Co pisał do Macierewicza jeden z ekspertów: Pana oferta zapłaty 5 tys. funtów uzależniona od wprowadzenia przeze mnie istotnych zmian w moim raporcie jest rażącym naruszeniem zobowiązania wynikającego z § 6 umowy i stanowi łapówkę. To nie jest tylko skandal, to jest po prostu przestępstwo. Co ciekawe, o wszystkim doskonale wiedział ówczesny szef MON Mariusz Błaszczak. To do niego bowiem spływały raporty na temat prac podkomisji, dziwacznych w niej praktyk. Co zrobił? Nic. Zignorował to, pozwalając na dalsze prace zespołu smoleńskich kłamców. To on firmował kolejne bzdury wypływające z tej podkomisji. To on czynnie wspierał kłamstwo i nienawiść będące owocem pracy podkomisji, podkomisji kłamstwa i nienawiści Antoniego Macierewicza. Stąd wśród 41 zawiadomień do prokuratora aż 10 dotyczy pana Błaszczaka. W tym: braku nadzoru, złamania zapisów ustawy - Prawo zamówień publicznych oraz o finansach publicznych, pomocnictwa w zniszczeniu samolotu czy też niedopełnienia obowiązków oraz przekroczenia uprawnień.
Pani Marszałek! Wysoka Izbo! Podkomisja smoleńska wsławiła się działaniami, które trudno nazwać inaczej niż cyrk, żenujący cyrk. Jak bowiem odnieść się do wielu hipotez, które z niej wypływały lub padały z ust jej przewodniczącego. Wspomnę tylko o kilku z nich. W opinii jednego z ekspertów podkomisji podłużne pęknięcie kadłuba musiało być wynikiem gwałtownego wzrostu ciśnienia wskutek eksplozji wewnątrz samolotu. A jak to wyjaśnił? Pokazał dwie pęknięte parówki. Tak narodową tragedię sprowadzono do parówek. Śmieszne? Nie - tragiczne.
Idźmy dalej. Kolejny ekspert podczas konferencji smoleńskiej porównał kadłub samolotu do puszki napoju energetycznego, którą w obrazowy sposób zgniótł młotkiem. To miał być, szanowni państwo, dowód na to, że samolot nie zderzył się z ziemią. Śmieszne? Nie, to jest tragiczne.

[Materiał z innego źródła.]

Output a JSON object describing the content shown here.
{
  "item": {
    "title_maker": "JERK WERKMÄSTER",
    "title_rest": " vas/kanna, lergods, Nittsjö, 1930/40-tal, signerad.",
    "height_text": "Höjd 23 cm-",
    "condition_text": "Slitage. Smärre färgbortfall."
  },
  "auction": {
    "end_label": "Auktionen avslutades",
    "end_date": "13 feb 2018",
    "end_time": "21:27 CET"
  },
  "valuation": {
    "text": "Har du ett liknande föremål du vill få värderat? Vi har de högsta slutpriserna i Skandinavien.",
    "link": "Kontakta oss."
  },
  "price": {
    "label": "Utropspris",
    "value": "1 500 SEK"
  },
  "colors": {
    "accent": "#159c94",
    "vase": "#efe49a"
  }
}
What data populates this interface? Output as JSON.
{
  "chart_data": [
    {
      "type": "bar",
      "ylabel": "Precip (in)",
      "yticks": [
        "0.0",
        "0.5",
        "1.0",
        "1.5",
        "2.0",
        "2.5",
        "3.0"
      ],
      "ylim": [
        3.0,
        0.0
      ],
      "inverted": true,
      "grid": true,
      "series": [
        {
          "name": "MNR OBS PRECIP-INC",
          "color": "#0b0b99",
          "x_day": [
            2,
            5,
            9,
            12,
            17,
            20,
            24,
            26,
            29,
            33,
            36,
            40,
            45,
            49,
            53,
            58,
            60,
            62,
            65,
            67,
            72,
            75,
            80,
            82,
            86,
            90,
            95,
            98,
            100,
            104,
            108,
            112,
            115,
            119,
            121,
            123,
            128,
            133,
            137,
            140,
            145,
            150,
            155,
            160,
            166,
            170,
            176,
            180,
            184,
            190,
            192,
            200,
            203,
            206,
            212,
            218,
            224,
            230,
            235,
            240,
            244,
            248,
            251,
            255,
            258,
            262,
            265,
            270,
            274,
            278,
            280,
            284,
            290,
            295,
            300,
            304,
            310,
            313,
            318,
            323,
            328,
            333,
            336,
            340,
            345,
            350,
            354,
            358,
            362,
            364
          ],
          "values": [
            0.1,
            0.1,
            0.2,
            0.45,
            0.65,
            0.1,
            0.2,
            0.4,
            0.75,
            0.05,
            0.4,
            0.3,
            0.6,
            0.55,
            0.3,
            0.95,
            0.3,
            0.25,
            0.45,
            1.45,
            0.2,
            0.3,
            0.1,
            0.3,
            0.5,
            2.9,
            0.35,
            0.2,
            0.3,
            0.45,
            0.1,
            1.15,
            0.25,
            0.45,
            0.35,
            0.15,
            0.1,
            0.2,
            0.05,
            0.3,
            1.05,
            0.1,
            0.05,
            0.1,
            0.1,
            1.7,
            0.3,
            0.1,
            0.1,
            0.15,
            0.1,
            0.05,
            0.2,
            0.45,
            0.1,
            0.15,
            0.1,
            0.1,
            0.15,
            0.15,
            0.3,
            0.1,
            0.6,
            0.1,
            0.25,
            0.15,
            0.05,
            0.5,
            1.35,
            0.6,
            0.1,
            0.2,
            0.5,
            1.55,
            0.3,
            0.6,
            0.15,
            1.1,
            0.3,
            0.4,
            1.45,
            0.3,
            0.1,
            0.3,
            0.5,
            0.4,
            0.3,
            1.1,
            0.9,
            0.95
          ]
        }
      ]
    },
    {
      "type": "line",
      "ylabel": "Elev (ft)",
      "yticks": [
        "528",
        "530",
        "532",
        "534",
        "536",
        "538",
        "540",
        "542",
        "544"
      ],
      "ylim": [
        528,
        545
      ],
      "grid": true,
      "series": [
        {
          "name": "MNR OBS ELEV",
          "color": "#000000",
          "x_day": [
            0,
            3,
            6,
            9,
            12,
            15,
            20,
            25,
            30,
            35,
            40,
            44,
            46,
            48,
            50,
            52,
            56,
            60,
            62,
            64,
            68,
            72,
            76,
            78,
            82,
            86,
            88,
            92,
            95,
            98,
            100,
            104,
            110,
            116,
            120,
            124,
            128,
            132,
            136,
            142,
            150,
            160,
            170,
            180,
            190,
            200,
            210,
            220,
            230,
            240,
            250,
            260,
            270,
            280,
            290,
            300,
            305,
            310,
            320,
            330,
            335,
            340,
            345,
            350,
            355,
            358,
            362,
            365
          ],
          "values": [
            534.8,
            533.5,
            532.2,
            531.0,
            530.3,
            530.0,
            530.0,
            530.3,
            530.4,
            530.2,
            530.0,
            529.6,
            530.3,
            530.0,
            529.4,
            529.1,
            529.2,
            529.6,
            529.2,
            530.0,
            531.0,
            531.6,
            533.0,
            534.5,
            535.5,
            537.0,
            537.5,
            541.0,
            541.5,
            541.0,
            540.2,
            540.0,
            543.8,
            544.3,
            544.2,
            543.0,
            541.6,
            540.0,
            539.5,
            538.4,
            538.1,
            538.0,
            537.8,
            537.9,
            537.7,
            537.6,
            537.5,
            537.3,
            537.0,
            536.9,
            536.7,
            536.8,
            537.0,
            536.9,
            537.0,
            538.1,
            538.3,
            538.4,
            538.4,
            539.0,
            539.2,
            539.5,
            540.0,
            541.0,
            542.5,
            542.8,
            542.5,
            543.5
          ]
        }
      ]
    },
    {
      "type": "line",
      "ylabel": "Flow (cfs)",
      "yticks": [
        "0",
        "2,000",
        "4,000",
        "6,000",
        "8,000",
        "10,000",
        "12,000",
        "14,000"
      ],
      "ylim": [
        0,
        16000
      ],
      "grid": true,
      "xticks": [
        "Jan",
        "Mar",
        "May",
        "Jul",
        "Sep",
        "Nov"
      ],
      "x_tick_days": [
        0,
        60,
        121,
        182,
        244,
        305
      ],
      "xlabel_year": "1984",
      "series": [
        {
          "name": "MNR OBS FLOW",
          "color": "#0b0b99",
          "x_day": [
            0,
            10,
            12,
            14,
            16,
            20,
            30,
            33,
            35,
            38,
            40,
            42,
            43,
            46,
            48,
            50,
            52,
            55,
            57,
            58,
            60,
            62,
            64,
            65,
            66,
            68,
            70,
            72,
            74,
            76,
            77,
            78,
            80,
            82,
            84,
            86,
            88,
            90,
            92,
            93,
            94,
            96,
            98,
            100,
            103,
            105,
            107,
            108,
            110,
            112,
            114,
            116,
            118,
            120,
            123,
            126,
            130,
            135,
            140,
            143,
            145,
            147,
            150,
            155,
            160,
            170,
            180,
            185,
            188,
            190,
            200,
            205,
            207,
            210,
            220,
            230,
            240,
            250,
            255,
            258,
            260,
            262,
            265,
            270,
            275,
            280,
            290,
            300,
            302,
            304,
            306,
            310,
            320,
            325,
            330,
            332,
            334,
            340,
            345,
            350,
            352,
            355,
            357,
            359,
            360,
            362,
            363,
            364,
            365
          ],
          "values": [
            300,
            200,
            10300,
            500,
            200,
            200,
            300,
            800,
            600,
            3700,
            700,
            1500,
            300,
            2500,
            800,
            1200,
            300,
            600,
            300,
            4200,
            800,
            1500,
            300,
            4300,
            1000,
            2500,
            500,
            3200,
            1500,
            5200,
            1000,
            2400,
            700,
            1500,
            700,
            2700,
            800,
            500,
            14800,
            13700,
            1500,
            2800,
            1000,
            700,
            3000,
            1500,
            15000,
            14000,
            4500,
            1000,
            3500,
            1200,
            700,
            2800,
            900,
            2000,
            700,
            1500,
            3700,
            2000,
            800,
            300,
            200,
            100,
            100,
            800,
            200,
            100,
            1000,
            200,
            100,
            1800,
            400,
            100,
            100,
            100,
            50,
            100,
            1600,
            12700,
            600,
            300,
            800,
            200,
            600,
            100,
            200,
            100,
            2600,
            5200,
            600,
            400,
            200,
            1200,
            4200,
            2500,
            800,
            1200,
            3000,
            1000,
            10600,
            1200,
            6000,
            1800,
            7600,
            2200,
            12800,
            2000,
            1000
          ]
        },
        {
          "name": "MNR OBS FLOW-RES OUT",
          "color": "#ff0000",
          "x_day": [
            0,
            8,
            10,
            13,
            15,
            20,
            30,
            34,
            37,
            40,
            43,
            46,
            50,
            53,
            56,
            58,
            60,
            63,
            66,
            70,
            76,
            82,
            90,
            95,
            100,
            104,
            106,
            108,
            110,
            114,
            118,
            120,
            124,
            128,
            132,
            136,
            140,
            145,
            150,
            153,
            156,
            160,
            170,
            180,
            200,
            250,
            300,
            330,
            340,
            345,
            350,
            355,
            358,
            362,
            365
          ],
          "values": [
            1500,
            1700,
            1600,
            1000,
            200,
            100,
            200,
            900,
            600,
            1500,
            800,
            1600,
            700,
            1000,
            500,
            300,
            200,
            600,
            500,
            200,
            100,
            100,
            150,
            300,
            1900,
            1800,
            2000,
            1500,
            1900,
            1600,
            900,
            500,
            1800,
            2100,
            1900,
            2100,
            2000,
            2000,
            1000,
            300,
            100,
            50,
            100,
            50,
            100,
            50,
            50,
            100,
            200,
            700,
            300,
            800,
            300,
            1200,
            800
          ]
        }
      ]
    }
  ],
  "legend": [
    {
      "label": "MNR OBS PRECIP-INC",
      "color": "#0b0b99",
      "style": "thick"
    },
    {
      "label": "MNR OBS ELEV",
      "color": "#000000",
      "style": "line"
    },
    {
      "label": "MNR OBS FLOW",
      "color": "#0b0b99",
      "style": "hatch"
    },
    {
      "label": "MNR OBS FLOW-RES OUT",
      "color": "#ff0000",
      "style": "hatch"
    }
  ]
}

Członkowie podkomisji zadali sobie doprawdy wiele trudu, by udowodnić szaloną koncepcję wybuchu bomby termobarycznej na pokładzie Tu-154. W tym celu zbudowali blaszany barak, który następnie wysadzili w powietrze. Co ciekawe, na tym blaszaku okna jedynie namalowano, bo przecież gdyby były prawdziwe, musiałyby pęknąć podczas eksplozji, a te we wraku tupolewa były jednak całe. Czy kogoś to śmieszy? Nie.
Macierewicz jako jeden z powodów zamachu wskazał także na sztuczną mgłę rozpyloną nad lotniskiem. Zaś jeden z jego ekspertów twórczo rozwinął koncepcję swojego szefa, dodając, że nad lotniskiem powstał sztuczny smog, a następnie sygnałem radiowym uruchomiono bombę w powietrzu. Tak wygląda intelektualne pokłosie tej komisji. To są kpiny z ofiar, kpiny z rzeczywistości i kpiny z narodowej tragedii. Ta hucpa była hojnie sponsorowana i ochraniana przez rząd PiS.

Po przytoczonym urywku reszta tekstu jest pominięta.